Worrell noted that the all-important foreign reserves had remained stable at $1.42 billion compared to $1.41 billion for the same period last year.
And while the expenditure on public service wages and salaries, and the purchase of goods and services was flat, transfers to several state run entities had jumped by six per cent.
The Central Bank Governor said: “Subventions to the University of the West Indies, Queen Elizabeth Hospital, Barbados Water Authority, Transport Board and other state-funded entities rose by six per cent. Non-contributory pensions and other grants to individuals also increased, by six per cent, and interest expenses were up by seven per cent”.
According to the Governor, “Capital project outlays have declined for seven years in a row, and capital spending was only three per cent of Government’s total spending.
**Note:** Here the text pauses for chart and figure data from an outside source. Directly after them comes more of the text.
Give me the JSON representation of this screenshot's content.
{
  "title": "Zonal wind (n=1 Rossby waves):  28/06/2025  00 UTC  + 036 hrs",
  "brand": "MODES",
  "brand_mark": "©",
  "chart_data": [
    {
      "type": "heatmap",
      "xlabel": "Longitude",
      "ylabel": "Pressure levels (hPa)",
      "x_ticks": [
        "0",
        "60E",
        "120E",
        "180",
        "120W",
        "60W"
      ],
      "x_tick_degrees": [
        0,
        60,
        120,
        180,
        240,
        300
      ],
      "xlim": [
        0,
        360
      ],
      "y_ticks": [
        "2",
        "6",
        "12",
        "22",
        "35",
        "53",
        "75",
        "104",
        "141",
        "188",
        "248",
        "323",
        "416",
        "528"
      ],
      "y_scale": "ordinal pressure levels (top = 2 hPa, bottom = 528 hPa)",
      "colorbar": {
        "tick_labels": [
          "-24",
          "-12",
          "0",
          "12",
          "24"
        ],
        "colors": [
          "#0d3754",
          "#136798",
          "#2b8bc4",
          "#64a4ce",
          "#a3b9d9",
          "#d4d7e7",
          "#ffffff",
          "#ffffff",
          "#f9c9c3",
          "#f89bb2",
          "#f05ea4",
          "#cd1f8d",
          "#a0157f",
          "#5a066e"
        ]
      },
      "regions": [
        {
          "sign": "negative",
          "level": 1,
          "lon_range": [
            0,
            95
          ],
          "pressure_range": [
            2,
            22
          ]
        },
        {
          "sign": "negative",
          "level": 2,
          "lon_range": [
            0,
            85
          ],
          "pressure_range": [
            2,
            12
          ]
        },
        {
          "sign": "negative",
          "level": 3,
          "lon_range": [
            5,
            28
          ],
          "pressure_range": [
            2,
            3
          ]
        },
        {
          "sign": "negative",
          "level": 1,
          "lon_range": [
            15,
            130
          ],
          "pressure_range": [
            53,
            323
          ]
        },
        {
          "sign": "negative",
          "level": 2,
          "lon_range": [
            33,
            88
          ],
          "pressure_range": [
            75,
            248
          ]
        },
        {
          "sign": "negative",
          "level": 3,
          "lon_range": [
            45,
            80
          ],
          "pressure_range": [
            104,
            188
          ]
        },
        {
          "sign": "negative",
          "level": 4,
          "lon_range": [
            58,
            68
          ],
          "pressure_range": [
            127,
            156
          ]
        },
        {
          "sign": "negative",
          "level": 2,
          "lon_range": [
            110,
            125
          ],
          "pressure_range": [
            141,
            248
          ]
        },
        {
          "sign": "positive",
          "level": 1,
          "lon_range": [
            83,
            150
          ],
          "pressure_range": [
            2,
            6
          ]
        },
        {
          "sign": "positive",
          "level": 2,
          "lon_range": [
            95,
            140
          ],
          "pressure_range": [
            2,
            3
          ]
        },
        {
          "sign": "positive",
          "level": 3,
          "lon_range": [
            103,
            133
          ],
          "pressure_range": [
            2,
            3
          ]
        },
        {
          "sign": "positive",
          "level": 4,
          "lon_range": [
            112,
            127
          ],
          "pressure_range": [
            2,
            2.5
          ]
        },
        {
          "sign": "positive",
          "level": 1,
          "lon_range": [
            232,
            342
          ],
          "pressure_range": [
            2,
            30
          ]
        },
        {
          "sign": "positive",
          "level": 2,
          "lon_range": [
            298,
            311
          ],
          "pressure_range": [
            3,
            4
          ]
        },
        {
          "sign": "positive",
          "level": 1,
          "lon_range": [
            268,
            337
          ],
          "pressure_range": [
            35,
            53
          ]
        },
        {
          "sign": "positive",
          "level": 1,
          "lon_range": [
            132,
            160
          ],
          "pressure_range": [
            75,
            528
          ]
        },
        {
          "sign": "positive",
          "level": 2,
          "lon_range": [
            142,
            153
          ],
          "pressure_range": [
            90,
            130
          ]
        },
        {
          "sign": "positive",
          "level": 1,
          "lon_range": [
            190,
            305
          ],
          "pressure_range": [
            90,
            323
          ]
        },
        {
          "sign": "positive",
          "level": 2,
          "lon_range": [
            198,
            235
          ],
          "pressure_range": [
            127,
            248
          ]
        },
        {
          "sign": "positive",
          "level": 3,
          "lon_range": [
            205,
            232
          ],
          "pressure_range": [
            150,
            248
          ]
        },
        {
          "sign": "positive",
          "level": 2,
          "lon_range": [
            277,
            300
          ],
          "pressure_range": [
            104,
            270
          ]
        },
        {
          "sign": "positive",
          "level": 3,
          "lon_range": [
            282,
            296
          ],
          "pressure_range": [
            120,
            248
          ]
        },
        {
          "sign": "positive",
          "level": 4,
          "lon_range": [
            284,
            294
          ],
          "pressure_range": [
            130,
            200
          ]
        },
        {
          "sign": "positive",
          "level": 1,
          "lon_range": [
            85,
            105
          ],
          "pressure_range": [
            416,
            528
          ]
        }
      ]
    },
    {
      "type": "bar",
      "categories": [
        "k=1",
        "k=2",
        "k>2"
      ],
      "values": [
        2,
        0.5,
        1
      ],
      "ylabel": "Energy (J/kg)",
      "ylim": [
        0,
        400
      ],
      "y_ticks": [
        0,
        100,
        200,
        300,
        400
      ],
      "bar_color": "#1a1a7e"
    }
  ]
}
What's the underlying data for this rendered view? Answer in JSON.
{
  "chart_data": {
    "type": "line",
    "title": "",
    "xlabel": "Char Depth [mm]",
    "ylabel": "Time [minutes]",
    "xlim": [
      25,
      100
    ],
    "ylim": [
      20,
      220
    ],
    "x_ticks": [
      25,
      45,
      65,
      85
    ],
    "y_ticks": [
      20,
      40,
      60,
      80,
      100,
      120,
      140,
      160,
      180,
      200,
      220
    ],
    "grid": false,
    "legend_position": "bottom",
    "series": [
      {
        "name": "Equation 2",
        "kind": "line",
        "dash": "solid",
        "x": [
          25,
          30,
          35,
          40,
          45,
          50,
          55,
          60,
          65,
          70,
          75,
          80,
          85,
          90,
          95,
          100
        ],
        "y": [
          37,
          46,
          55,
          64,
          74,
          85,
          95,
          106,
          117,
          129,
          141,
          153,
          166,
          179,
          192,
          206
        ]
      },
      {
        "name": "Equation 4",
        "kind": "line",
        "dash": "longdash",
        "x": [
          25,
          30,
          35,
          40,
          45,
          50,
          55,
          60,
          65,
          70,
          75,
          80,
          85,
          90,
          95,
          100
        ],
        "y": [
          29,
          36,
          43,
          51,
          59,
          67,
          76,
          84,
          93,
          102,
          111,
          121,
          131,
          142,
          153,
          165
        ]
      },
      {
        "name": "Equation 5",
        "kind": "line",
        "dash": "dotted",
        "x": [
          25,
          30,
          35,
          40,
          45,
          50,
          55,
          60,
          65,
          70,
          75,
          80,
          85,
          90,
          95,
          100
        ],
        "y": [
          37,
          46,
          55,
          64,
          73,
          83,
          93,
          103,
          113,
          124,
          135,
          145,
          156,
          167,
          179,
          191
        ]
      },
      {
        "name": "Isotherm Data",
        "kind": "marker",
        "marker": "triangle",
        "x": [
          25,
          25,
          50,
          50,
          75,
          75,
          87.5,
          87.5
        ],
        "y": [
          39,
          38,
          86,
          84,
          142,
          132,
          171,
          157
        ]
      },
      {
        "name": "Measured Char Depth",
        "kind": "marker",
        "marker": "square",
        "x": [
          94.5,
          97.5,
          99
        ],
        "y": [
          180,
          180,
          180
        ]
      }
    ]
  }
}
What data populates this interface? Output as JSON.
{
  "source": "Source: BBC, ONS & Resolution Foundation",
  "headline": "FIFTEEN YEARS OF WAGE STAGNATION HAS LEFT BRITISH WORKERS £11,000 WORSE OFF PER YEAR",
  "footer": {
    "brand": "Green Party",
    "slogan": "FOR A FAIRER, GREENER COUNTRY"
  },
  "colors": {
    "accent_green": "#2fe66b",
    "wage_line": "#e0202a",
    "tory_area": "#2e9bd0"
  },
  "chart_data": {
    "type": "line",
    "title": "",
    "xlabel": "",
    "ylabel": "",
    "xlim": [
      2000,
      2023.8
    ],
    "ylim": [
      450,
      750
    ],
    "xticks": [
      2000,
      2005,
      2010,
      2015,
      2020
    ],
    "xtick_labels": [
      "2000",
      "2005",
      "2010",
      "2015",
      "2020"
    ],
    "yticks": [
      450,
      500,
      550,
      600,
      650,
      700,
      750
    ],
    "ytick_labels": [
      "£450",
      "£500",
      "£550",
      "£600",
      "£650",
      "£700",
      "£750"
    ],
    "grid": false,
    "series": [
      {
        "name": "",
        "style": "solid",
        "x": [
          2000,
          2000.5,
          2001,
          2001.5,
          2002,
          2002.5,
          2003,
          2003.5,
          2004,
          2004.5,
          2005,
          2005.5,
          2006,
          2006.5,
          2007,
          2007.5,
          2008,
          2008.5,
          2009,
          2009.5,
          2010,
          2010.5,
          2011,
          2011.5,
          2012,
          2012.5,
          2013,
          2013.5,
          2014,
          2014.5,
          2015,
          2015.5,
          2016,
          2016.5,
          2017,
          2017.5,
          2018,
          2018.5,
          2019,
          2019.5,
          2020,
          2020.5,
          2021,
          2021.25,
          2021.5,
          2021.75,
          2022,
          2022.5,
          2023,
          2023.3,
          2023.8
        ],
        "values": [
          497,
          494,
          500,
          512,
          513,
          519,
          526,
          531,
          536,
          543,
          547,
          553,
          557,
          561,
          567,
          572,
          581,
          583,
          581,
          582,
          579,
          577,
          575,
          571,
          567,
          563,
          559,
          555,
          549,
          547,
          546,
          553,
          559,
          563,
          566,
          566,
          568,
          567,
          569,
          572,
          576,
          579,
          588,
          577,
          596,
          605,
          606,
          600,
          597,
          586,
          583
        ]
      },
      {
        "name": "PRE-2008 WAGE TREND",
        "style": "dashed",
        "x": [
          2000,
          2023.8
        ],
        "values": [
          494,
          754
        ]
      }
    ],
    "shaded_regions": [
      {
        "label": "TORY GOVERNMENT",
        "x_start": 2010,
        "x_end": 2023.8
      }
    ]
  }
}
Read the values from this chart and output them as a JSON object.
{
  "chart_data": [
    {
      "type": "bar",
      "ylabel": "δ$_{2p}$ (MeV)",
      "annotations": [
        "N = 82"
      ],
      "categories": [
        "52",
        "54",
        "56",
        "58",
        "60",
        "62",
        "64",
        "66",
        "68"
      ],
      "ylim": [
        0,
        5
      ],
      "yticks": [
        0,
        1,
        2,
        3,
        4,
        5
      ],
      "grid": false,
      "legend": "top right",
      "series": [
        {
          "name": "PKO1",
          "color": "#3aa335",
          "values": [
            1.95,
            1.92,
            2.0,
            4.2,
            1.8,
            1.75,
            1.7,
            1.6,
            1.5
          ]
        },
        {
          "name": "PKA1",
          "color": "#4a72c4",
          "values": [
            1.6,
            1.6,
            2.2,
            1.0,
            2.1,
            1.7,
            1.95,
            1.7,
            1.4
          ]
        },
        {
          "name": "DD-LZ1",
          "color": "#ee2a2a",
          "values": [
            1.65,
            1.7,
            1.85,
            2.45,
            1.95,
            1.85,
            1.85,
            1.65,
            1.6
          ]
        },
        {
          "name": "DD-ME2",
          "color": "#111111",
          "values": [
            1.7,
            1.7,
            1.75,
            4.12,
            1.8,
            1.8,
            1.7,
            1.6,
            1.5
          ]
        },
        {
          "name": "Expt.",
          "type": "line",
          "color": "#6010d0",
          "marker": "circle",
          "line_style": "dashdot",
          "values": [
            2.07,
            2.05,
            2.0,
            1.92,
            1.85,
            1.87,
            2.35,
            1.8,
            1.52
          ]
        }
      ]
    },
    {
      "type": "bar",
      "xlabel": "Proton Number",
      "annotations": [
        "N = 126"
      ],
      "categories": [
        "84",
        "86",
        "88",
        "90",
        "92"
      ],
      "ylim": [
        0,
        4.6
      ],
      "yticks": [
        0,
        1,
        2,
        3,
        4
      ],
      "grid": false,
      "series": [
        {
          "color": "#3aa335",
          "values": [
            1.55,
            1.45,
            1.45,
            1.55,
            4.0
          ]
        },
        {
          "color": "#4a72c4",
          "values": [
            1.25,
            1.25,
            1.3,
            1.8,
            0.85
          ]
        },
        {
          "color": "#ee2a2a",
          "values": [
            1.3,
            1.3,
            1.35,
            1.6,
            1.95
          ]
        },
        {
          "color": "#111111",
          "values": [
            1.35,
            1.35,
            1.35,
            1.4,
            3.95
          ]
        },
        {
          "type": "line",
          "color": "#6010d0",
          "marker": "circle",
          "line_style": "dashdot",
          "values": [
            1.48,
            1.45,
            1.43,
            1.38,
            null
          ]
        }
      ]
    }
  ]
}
For the fiscal year, foreign financed capital spending was $30 million.”
Government’s fiscal deficit, Worrell revealed, was financed through purchases of Treasury bills, Treasury notes, Savings bonds and Debentures, in addition to the sale of Government’s remaining stake in the former Barbados National Bank, which accounted for 14 percent of the fiscal deficit.
“The NIS purchased a net amount of bonds and Treasury bills equivalent to 52 per cent of the deficit, while banks contributed 36 per cent of the gross financing and insurance companies and private individuals provided the remainder,” he added.
Barbados’ main economic engine – tourism – continued to face significant challenges as arrivals were down nine per cent in January and February and tourist spending contracted by about five per cent, even though their average length of stay increased.